Et surtout, le syndicat dément toute distribution massive de masques aux agents sur le terrain, comme l'indique pourtant la direction de l'entreprise publique. Celle-ci disposait en tout cas d'un stock de plus de 24 millions de masques chirurgicaux datant de 2009, à l'époque de l'épidémie de grippe H1N1.

C’est Sud-PTT qui a découvert le pot aux roses il y a quelques jours de façon fortuite, alors que beaucoup de salariés dénonçaient une absence de protection sanitaire qui a conduit à un droit de retrait massif et la fermeture des bureaux. Le syndicat dénonce dans un communiqué l'existence de masques "cachés" : "La Poste planque les masques pour ne pas être réquisitionnée". Yann Le Merrer, de Sud-PTT : "On a découvert que La Poste disposait de 486 000 lots de 50 masques en stock. Ça fait donc 24,3 millions de masques. Ils sont stockés à Brie-Comte-Robert, en Essonne. On est un peu tombé des nues car la plupart des postiers ne sont pas équipés."
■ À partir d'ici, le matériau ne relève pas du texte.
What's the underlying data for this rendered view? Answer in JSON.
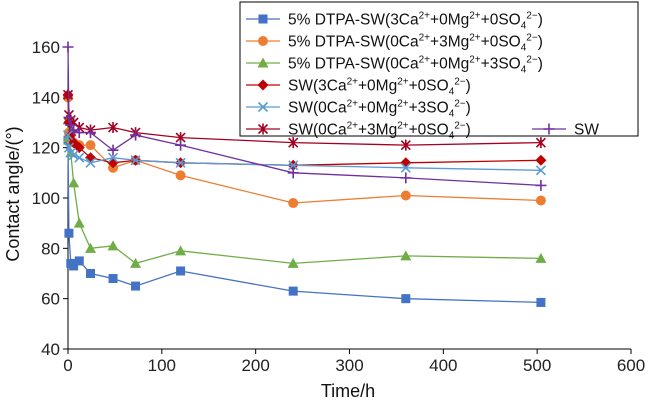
{
  "chart_data": {
    "type": "line",
    "xlabel": "Time/h",
    "ylabel": "Contact angle/(°)",
    "xlim": [
      0,
      600
    ],
    "ylim": [
      40,
      160
    ],
    "xticks": [
      0,
      100,
      200,
      300,
      400,
      500,
      600
    ],
    "yticks": [
      40,
      60,
      80,
      100,
      120,
      140,
      160
    ],
    "grid": false,
    "legend_position": "top-right",
    "series": [
      {
        "name": "5% DTPA-SW(3Ca2++0Mg2++0SO42−)",
        "name_parts": [
          [
            "5% DTPA-SW(3Ca",
            "n"
          ],
          [
            "2+",
            "sup"
          ],
          [
            "+0Mg",
            "n"
          ],
          [
            "2+",
            "sup"
          ],
          [
            "+0SO",
            "n"
          ],
          [
            "4",
            "sub"
          ],
          [
            "2−",
            "sup"
          ],
          [
            ")",
            "n"
          ]
        ],
        "color": "#4472c4",
        "marker": "square",
        "x": [
          0,
          1,
          3,
          6,
          12,
          24,
          48,
          72,
          120,
          240,
          360,
          504
        ],
        "y": [
          123,
          86,
          74,
          73,
          75,
          70,
          68,
          65,
          71,
          63,
          60,
          58.5
        ]
      },
      {
        "name": "5% DTPA-SW(0Ca2++3Mg2++0SO42−)",
        "name_parts": [
          [
            "5% DTPA-SW(0Ca",
            "n"
          ],
          [
            "2+",
            "sup"
          ],
          [
            "+3Mg",
            "n"
          ],
          [
            "2+",
            "sup"
          ],
          [
            "+0SO",
            "n"
          ],
          [
            "4",
            "sub"
          ],
          [
            "2−",
            "sup"
          ],
          [
            ")",
            "n"
          ]
        ],
        "color": "#ed7d31",
        "marker": "circle",
        "x": [
          0,
          1,
          3,
          6,
          12,
          24,
          48,
          72,
          120,
          240,
          360,
          504
        ],
        "y": [
          140,
          126,
          123,
          122,
          121,
          121,
          112,
          115,
          109,
          98,
          101,
          99
        ]
      },
      {
        "name": "5% DTPA-SW(0Ca2++0Mg2++3SO42−)",
        "name_parts": [
          [
            "5% DTPA-SW(0Ca",
            "n"
          ],
          [
            "2+",
            "sup"
          ],
          [
            "+0Mg",
            "n"
          ],
          [
            "2+",
            "sup"
          ],
          [
            "+3SO",
            "n"
          ],
          [
            "4",
            "sub"
          ],
          [
            "2−",
            "sup"
          ],
          [
            ")",
            "n"
          ]
        ],
        "color": "#70ad47",
        "marker": "triangle",
        "x": [
          0,
          1,
          3,
          6,
          12,
          24,
          48,
          72,
          120,
          240,
          360,
          504
        ],
        "y": [
          131,
          124,
          118,
          106,
          90,
          80,
          81,
          74,
          79,
          74,
          77,
          76
        ]
      },
      {
        "name": "SW(3Ca2++0Mg2++0SO42−)",
        "name_parts": [
          [
            "SW(3Ca",
            "n"
          ],
          [
            "2+",
            "sup"
          ],
          [
            "+0Mg",
            "n"
          ],
          [
            "2+",
            "sup"
          ],
          [
            "+0SO",
            "n"
          ],
          [
            "4",
            "sub"
          ],
          [
            "2−",
            "sup"
          ],
          [
            ")",
            "n"
          ]
        ],
        "color": "#c00000",
        "marker": "diamond",
        "x": [
          0,
          1,
          3,
          6,
          12,
          24,
          48,
          72,
          120,
          240,
          360,
          504
        ],
        "y": [
          141,
          130,
          125,
          122,
          120,
          116,
          114,
          115,
          114,
          113,
          114,
          115
        ]
      },
      {
        "name": "SW(0Ca2++0Mg2++3SO42−)",
        "name_parts": [
          [
            "SW(0Ca",
            "n"
          ],
          [
            "2+",
            "sup"
          ],
          [
            "+0Mg",
            "n"
          ],
          [
            "2+",
            "sup"
          ],
          [
            "+3SO",
            "n"
          ],
          [
            "4",
            "sub"
          ],
          [
            "2−",
            "sup"
          ],
          [
            ")",
            "n"
          ]
        ],
        "color": "#5b9bd5",
        "marker": "x",
        "x": [
          0,
          1,
          3,
          6,
          12,
          24,
          48,
          72,
          120,
          240,
          360,
          504
        ],
        "y": [
          125,
          120,
          118,
          117,
          116,
          114,
          116,
          115,
          114,
          113,
          112,
          111
        ]
      },
      {
        "name": "SW(0Ca2++3Mg2++0SO42−)",
        "name_parts": [
          [
            "SW(0Ca",
            "n"
          ],
          [
            "2+",
            "sup"
          ],
          [
            "+3Mg",
            "n"
          ],
          [
            "2+",
            "sup"
          ],
          [
            "+0SO",
            "n"
          ],
          [
            "4",
            "sub"
          ],
          [
            "2−",
            "sup"
          ],
          [
            ")",
            "n"
          ]
        ],
        "color": "#a50021",
        "marker": "star",
        "x": [
          0,
          1,
          3,
          6,
          12,
          24,
          48,
          72,
          120,
          240,
          360,
          504
        ],
        "y": [
          141,
          133,
          131,
          130,
          128,
          127,
          128,
          126,
          124,
          122,
          121,
          122
        ]
      },
      {
        "name": "SW",
        "name_parts": [
          [
            "SW",
            "n"
          ]
        ],
        "color": "#7030a0",
        "marker": "plus",
        "x": [
          0,
          1,
          3,
          6,
          12,
          24,
          48,
          72,
          120,
          240,
          360,
          504
        ],
        "y": [
          160,
          132,
          129,
          127,
          126,
          126,
          119,
          125,
          121,
          110,
          108,
          105
        ]
      }
    ]
  }
}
Une distribution tardive et imparfaite

La Poste, de son côté, se défend de conserver ses stocks. La direction dit avoir offert des lots de masques à l’AP-HP, au ministère de l’Intérieur, ou encore à la RATP. Selon La Poste, la moitié environ des masques de protection seraient aujourd'hui arrivés dans les bureaux de poste ou les centres de tri, après avoir été réservés dans un premier temps aux seuls agents présentant des symptômes du coronavirus.

Yann Le Merrer, de Sud-PTT, dit avoir d’autres remontées du terrain : "Certains lots de masques sont arrivés dans des bureaux fermés. La Poste a utilisé la voie classique pour les faire parvenir au personnel alors qu’ils devraient être les premiers à savoir que le circuit normal postal ne fonctionne pas. Selon nos sources un certain nombre de masques sont partis mais pas arrivés à destination."

Cette politique interne a entraîné des milliers d'exercices du droit de retrait, selon la CGT et SUD-PTT. Faux, répond la direction, pour qui le phénomène est très marginal, et qui préfère saluer les 100 000 postiers toujours au travail aujourd'hui.